Pere, al vino rosso e
cannella. Il dolce che riporta ai
ricordi amari dell’infanzia
di Marina Zinzani
Mio
padre beveva. Arrivava a casa la sera e noi figli vedevamo già, dal suo tono di
voce, dal colorito del viso, come sarebbe andata la serata.
Avevamo,
io e i miei fratelli, paura di lui. Passava dall’euforia alla rabbia con una
velocità dolorosa. Il tempo di parlare normalmente di una cosa, e l’attimo dopo
tutto cambiava, un lampo scatenava una tempesta, e bisognava solo ripararsi.
Ero
piccola, dovevo ripararmi rinchiudendomi in camera mia, e parlando con la mia
bambola preferita. Compagna di sventure, di solitudini che non dovrebbero
esserci, in una casa dove ci sono dei figli.
Mio
padre beveva e urlava. Tuttora mi dà fastidio la gente che alza la voce, che urla
per un nonnulla. E’ come se da allora, da quegli anni, tanti anni tormentati,
il mio livello di sopportazione delle urla si sia notevolmente abbassato. Non
sopporto chi aggredisce, anche solo
verbalmente, e chi beve.
Siamo
usciti, io e i miei fratelli, da quella casa come si esce da un luogo
bombardato, i volti sono quelli di chi ha visto cose brutte, pensando di non
farcela, volti induriti, bambini che non sapevano più sorridere.
Poi
gli anni passano. Mio padre si è curato, con l’aiuto, la pazienza, la grandezza
silenziosa di mia madre. Sono ricordi quegli anni. Ora sono riposte in cantina,
le cose che ho visto. Sigillate, come si fa con gli scatoloni che si
dimenticano in un angolo buio. Cosa c’era dentro? Non ricordo, il tempo fa
dimenticare, oblio benefico a volte.
Io
ora mi chiedo perché quegli anni, perché mio padre beveva, perché la nostra
infanzia era diventata un’altalena di umori crudeli, con il sottile sottofondo
di tensione, quando lui rientrava a casa.
A
nulla sono serviti gli anni dopo, non a ricucire, non a dimenticare
completamente, non a perdonare. Si può cercare di capire, ma non si perdona
l’avere vissuto un’infanzia e una giovinezza diversa dagli altri, e il giorno
in cui ci si accorge che i propri comportamenti, paure, disagi sono figli di
quegli anni, no, non si perdona. Si vorrebbe tornare indietro, riscrivere
pagine, avere avuto un papà normale. Ce l’ho, adesso, un padre normale, ma i
rapporti sono freddi, forse ho paura che un giorno si risvegli in lui il demone
che vuole bere, bere, bere vino rosso.
Sto
preparando un dolce, me l’ha chiesto mia suocera. Pere al vino rosso e
cannella. Sa che mi piace cucinare, e ha visto questa ricetta su un giornale.

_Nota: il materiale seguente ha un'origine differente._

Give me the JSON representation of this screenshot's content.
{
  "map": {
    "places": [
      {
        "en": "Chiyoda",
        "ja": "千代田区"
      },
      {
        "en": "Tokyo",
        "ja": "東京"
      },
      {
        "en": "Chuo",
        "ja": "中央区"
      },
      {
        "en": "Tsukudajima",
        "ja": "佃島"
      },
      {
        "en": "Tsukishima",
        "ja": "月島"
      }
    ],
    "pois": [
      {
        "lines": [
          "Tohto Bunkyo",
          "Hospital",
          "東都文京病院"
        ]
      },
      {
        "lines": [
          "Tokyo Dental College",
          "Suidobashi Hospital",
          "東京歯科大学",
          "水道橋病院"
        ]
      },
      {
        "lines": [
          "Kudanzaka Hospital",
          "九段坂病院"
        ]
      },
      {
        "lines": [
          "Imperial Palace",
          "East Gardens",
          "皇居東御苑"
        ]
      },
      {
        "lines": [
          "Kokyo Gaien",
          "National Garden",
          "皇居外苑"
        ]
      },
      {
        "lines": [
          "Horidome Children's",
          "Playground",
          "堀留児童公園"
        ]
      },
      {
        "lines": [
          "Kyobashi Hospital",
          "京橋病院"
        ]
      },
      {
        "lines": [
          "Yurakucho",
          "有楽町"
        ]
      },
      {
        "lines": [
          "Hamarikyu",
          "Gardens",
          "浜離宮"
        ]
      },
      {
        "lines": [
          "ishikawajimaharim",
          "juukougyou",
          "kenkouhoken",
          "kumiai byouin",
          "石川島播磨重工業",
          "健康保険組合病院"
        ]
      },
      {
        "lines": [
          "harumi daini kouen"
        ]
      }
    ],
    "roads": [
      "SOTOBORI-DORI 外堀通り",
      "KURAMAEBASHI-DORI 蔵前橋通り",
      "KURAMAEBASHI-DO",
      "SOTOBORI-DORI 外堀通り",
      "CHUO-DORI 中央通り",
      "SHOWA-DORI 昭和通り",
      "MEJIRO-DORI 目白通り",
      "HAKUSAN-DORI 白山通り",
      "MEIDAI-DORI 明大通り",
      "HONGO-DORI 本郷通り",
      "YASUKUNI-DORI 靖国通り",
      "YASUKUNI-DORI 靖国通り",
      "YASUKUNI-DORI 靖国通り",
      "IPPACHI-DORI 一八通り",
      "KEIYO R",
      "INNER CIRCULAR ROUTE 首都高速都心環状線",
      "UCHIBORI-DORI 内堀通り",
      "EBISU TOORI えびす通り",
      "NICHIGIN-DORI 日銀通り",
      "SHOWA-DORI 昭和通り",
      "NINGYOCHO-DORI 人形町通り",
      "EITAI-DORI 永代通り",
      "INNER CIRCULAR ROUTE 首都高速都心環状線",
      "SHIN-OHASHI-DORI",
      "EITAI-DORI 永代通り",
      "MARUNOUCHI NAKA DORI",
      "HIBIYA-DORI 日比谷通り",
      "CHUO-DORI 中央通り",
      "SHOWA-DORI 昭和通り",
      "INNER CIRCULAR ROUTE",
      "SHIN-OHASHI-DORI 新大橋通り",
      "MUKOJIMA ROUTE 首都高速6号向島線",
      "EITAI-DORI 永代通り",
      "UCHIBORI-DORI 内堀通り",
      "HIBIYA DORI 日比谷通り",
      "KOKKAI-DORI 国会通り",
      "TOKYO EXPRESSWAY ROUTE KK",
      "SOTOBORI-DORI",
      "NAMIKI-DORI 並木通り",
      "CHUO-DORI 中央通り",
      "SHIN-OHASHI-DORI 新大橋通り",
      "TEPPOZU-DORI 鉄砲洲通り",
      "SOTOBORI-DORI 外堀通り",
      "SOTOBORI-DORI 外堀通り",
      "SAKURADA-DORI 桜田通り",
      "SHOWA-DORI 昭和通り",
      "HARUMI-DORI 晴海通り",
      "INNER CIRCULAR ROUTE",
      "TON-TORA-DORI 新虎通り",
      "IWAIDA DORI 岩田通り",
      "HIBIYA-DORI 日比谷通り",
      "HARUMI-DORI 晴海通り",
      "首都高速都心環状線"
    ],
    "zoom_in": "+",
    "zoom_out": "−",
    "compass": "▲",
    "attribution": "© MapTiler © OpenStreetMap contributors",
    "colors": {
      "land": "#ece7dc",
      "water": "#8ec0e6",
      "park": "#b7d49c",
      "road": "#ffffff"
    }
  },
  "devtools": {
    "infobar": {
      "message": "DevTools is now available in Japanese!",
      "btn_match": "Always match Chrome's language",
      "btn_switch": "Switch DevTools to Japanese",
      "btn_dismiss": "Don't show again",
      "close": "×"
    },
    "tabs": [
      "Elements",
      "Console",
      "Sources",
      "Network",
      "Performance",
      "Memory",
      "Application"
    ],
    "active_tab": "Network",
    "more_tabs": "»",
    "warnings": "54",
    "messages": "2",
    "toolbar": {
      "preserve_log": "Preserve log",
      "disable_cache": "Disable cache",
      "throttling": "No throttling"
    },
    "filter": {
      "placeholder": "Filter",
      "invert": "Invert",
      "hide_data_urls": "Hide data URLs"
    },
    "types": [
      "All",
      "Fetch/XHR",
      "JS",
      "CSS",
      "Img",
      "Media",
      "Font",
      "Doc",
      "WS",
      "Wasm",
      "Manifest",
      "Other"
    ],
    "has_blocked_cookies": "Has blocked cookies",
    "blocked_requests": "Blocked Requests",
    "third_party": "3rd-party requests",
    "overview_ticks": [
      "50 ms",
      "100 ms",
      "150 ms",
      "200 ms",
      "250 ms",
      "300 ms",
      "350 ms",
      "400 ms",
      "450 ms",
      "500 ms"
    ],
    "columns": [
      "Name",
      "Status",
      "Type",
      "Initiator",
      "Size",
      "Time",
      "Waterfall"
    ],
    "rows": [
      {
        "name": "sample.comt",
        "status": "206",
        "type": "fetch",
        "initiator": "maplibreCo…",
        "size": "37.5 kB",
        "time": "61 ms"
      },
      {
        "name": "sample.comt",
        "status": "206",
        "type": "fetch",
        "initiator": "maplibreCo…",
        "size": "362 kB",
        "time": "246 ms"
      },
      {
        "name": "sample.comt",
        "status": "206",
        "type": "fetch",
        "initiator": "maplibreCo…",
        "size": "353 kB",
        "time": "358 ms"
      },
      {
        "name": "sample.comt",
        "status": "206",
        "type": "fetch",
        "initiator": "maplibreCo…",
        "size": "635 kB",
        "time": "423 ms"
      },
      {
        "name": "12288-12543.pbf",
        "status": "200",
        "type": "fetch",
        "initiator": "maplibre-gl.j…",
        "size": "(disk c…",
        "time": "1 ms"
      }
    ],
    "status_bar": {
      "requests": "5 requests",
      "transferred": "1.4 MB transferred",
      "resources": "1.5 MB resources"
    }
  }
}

Subito mio marito, con cui sono sposata da due anni, mi ha spronato a farla,
verrà benissimo, tu sei brava, ha detto. Mi ama, mio marito, mi ama. Sa poco e
niente della mia infanzia, con un padre alcolista. E chissà se potrebbe mai
capire.
Di
fatto non ho potuto sottrarmi dal creare questo piatto. I miei suoceri sono a
cena da noi stasera, e la ricetta non è difficile. Si fa bollire del vino rosso
e dell’acqua con dello zucchero, dei chiodi di garofano, della cannella e del
cardamomo, si mettono dentro delle pere e si lasciano a cucinare per un
quindicina di minuti. Poi si tolgono, il liquido si lascia bollire ancora per
un po’ fino a farlo restringere, e si aggiunge sopra.
Ho
fatto fatica a cucinare questo piatto. Mentre guardavo quel liquido rosso, il
vino che bolliva, che bolliva e saliva su per le narici col suo sapore
speziato, sentivo quasi nausea. Maledetto vino. Anima cattiva, che cambi le
persone.
Vino
di un momento felice, un piatto creato dai tanti sapori. Dimenticare e
riscrivere. Vino: il vino si abbina bene alle pere, meglio se con la cannella.